J’effleure lentement la main ridée et sèche en face de moi. Elle est posée délicatement sur le lit où nous sommes toutes les deux assises.

Il n’y a plus aucune bague à ses doigts. Pourtant, pendant des années, son alliance y trônait fièrement. Malheureusement, il y a deux ou trois ans, elle l’a perdu en changeant les draps de son lit. L’alliance aurait glissé de son doigt devenu trop fin. C’était l’un des premiers signaux, la dévoreuse avait entamé sa progression. Cette perte de poids était-elle normale ? Se nourrissait-elle correctement comme elle nous le disait ? La bague avait elle vraiment disparu à ce moment-là ?

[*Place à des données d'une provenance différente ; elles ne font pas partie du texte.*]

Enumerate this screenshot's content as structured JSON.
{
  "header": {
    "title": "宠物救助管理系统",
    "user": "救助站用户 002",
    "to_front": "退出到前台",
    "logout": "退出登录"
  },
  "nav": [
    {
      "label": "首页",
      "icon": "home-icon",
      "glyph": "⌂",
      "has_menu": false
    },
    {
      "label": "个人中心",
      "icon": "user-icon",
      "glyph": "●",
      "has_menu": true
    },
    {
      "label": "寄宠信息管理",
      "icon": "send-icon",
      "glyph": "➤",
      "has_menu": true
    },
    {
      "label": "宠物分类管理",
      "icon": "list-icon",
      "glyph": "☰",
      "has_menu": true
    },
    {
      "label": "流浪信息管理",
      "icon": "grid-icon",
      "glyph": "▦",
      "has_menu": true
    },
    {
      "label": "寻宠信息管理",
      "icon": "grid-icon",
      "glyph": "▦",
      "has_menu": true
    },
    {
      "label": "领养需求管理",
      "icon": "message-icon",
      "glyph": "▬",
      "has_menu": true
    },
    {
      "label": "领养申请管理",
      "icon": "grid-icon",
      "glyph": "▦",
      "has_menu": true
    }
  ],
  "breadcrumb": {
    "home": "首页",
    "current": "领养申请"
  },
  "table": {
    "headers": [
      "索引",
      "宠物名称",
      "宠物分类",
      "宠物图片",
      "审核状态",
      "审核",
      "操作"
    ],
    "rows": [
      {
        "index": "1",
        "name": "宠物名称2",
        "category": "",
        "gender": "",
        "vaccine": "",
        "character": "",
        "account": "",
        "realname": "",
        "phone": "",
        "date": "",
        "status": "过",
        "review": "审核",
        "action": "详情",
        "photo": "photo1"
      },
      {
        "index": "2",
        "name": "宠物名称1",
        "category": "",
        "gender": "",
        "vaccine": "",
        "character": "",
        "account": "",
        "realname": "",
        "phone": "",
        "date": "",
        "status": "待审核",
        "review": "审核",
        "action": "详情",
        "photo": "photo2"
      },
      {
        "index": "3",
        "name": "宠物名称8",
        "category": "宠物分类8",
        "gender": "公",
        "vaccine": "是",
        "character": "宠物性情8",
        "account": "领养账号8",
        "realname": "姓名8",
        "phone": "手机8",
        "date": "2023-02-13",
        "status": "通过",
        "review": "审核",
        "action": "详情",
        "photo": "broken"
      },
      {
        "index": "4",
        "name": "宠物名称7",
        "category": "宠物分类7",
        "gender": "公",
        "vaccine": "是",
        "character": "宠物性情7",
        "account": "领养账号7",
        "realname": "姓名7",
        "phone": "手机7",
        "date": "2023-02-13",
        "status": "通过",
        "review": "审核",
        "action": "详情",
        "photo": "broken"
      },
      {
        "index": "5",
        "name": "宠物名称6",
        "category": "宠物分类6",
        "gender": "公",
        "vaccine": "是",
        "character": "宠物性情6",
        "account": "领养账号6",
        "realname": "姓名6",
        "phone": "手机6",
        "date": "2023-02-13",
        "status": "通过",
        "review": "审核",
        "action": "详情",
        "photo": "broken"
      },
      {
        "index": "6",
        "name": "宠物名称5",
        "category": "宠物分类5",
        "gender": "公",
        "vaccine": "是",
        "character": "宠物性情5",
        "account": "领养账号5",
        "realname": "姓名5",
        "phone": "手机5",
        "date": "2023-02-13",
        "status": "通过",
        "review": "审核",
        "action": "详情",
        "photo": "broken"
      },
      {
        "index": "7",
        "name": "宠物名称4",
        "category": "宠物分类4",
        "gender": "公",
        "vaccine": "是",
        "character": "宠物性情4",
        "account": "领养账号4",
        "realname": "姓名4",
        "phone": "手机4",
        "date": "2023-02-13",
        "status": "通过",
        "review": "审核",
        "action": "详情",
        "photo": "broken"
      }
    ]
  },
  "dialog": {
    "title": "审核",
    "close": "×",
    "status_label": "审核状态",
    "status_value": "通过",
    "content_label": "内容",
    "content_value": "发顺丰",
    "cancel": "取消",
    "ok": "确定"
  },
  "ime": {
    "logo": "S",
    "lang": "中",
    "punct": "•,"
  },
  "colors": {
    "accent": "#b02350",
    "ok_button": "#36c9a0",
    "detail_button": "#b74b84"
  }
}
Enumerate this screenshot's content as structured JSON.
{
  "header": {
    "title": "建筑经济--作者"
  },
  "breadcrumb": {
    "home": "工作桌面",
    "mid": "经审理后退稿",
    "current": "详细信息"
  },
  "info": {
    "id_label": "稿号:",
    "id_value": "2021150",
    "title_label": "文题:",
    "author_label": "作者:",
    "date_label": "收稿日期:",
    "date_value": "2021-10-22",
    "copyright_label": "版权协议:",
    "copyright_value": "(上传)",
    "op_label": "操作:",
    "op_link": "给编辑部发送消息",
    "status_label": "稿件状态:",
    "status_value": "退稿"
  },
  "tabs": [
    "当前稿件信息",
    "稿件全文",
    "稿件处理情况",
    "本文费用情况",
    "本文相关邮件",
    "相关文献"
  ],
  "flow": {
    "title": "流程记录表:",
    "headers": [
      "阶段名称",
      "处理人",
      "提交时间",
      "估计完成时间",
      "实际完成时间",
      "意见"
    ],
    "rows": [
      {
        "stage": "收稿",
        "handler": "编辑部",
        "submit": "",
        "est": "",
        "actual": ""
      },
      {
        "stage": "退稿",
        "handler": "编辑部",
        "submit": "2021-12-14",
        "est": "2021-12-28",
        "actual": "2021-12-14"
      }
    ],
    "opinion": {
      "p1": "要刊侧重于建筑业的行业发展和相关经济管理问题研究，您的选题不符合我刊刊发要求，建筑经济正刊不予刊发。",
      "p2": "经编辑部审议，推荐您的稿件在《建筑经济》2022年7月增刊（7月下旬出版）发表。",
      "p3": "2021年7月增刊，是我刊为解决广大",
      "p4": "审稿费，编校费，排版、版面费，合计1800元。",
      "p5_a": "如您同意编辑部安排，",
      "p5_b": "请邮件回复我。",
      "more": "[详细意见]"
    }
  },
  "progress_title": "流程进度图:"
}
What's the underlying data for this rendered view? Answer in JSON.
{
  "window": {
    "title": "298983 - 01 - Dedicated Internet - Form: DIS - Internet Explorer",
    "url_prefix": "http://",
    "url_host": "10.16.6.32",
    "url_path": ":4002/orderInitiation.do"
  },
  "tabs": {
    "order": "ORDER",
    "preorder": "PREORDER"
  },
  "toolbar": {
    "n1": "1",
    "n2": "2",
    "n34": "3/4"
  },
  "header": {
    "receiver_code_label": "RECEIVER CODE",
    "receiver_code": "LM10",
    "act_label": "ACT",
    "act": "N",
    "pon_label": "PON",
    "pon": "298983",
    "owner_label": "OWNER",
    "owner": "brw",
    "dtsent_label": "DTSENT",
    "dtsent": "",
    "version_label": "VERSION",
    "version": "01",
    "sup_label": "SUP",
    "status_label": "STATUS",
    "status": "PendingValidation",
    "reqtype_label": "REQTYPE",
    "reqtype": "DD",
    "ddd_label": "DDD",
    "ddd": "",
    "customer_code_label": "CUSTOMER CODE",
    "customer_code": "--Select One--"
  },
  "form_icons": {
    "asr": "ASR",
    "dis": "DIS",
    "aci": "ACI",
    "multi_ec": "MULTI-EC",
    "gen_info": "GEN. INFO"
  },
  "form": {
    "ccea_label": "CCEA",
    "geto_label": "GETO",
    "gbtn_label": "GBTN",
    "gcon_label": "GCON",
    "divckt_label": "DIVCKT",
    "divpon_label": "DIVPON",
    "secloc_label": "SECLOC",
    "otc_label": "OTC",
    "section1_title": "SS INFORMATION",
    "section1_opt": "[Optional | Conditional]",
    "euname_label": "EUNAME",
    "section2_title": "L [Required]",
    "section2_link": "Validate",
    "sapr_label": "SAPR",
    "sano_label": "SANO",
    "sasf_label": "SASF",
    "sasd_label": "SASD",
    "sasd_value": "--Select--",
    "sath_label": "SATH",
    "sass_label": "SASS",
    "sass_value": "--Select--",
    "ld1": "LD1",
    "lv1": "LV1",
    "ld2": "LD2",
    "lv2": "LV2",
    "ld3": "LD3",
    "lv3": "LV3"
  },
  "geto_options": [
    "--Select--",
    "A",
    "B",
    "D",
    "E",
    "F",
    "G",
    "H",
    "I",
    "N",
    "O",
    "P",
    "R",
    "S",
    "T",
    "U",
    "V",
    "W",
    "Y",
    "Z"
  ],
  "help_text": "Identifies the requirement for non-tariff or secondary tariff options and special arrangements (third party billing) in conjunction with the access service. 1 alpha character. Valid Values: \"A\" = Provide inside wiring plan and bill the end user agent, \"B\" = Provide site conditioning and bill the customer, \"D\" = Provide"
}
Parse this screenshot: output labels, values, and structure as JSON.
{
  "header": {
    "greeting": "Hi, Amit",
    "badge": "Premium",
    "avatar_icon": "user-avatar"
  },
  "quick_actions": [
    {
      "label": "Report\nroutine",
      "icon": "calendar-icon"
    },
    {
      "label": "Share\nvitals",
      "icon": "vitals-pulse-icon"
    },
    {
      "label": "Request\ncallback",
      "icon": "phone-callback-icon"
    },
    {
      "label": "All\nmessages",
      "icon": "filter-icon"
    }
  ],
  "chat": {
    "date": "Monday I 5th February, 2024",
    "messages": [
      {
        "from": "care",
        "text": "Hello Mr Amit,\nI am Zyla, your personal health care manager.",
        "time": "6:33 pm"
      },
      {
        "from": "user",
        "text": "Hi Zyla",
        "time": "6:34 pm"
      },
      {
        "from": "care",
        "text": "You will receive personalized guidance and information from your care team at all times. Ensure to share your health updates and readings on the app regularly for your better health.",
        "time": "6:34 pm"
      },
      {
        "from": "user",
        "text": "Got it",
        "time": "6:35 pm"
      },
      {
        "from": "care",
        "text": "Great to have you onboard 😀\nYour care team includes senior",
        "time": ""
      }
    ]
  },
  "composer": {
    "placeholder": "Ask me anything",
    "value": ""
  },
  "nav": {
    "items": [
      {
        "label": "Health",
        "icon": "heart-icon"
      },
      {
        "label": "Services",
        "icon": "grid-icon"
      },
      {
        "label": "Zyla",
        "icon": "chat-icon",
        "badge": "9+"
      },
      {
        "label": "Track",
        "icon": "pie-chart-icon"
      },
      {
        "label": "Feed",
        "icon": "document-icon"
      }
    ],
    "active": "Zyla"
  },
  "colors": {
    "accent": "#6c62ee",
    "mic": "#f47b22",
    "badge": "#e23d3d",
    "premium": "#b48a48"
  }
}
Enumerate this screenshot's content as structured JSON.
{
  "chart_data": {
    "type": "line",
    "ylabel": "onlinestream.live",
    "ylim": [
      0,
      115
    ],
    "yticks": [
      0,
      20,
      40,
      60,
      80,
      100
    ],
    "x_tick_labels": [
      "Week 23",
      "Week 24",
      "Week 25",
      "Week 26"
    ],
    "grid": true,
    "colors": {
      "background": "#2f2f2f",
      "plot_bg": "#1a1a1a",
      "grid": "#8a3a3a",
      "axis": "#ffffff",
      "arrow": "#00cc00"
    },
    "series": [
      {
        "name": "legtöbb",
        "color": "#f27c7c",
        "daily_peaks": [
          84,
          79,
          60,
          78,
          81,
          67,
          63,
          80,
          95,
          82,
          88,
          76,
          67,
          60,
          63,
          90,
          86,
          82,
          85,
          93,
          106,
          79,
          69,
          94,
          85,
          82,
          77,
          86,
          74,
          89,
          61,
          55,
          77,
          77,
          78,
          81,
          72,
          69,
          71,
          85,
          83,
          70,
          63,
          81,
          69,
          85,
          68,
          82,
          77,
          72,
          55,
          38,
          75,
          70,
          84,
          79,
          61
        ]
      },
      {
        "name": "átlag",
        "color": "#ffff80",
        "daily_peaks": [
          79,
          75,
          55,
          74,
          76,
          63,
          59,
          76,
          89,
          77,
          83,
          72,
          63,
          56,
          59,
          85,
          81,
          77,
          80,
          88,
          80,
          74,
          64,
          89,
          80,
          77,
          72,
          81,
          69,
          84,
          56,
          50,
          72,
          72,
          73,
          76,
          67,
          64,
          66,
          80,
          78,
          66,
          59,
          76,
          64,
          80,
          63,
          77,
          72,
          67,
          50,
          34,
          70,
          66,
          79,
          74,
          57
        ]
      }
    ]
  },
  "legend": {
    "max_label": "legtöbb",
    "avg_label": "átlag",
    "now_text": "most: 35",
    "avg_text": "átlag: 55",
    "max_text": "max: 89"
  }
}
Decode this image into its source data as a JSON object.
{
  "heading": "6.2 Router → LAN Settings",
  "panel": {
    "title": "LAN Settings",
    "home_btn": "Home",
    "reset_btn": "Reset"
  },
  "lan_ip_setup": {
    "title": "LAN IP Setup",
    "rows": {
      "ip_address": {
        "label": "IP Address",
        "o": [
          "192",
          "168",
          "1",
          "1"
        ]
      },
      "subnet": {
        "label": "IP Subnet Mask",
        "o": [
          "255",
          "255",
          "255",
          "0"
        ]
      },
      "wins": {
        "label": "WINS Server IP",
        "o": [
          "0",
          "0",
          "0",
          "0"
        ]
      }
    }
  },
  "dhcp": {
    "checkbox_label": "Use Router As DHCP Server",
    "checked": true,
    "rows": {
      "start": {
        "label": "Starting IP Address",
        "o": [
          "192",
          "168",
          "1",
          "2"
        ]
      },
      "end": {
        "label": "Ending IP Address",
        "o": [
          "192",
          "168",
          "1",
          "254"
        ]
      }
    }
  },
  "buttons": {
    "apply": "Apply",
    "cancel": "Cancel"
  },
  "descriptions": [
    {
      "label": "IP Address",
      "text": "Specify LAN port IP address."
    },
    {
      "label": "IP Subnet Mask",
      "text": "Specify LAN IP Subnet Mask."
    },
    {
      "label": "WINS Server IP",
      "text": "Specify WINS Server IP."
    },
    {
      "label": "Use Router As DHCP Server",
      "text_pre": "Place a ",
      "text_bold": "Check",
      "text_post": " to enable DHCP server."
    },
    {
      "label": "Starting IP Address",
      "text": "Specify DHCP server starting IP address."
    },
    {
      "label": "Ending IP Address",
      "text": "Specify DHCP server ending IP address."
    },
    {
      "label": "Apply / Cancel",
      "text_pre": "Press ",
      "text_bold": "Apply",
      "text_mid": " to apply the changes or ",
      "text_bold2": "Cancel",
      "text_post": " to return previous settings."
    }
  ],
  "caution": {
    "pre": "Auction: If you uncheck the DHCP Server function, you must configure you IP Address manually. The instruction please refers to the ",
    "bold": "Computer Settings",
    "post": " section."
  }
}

Cette main, je l’ai vu des milliers de fois me tendre des bonbons, des gâteaux ou autres douceurs. Aussi loin que je me souvienne, ma grand-mère mettait un point d’honneur à ce que ses petits-enfants trouvent leurs friandises préférées dans un placard dédié. Elle aimait nous faire plaisir et nous rendre heureux. C’était sa raison de vivre.

Aujourd’hui, je ne reconnais plus la femme au bout de cette main. Pourtant, physiquement, c’est la même personne. C’est bien ma grand-mère adorée. Celle avec qui j’ai eu de doux moments enfant comme adulte. Celle qui m’a rassuré pendant les étapes compliquées de la vie. Celle qui me répondait inlassablement « comme une vieille » en s’esclaffant à la question : « Comment ça va aujourd’hui ? ».

Je prends le temps de croiser son regard. Il ne pétille plus. Il s’est éteint. Il m’arrive d’être chanceuse et au détour d’un rire, bien trop rare, une étincelle apparait, subtilement, furtivement, et éclaire tout son visage.

Son regard est vide. Elle ne me reconnait qu’à l’occasion. Mon visage ne lui évoque plus rien. En revanche, ma voix lui rappelle encore des souvenirs et la raccroche au présent, pour quelques secondes voir pour quelques instants, dans le meilleur des cas.

Je ne peux m’empêcher de me demander si c’est grâce aux heures passées avec elle au téléphone quotidiennement avant la maladie. D’ailleurs, est ce qu’il y a vraiment eu un avant ?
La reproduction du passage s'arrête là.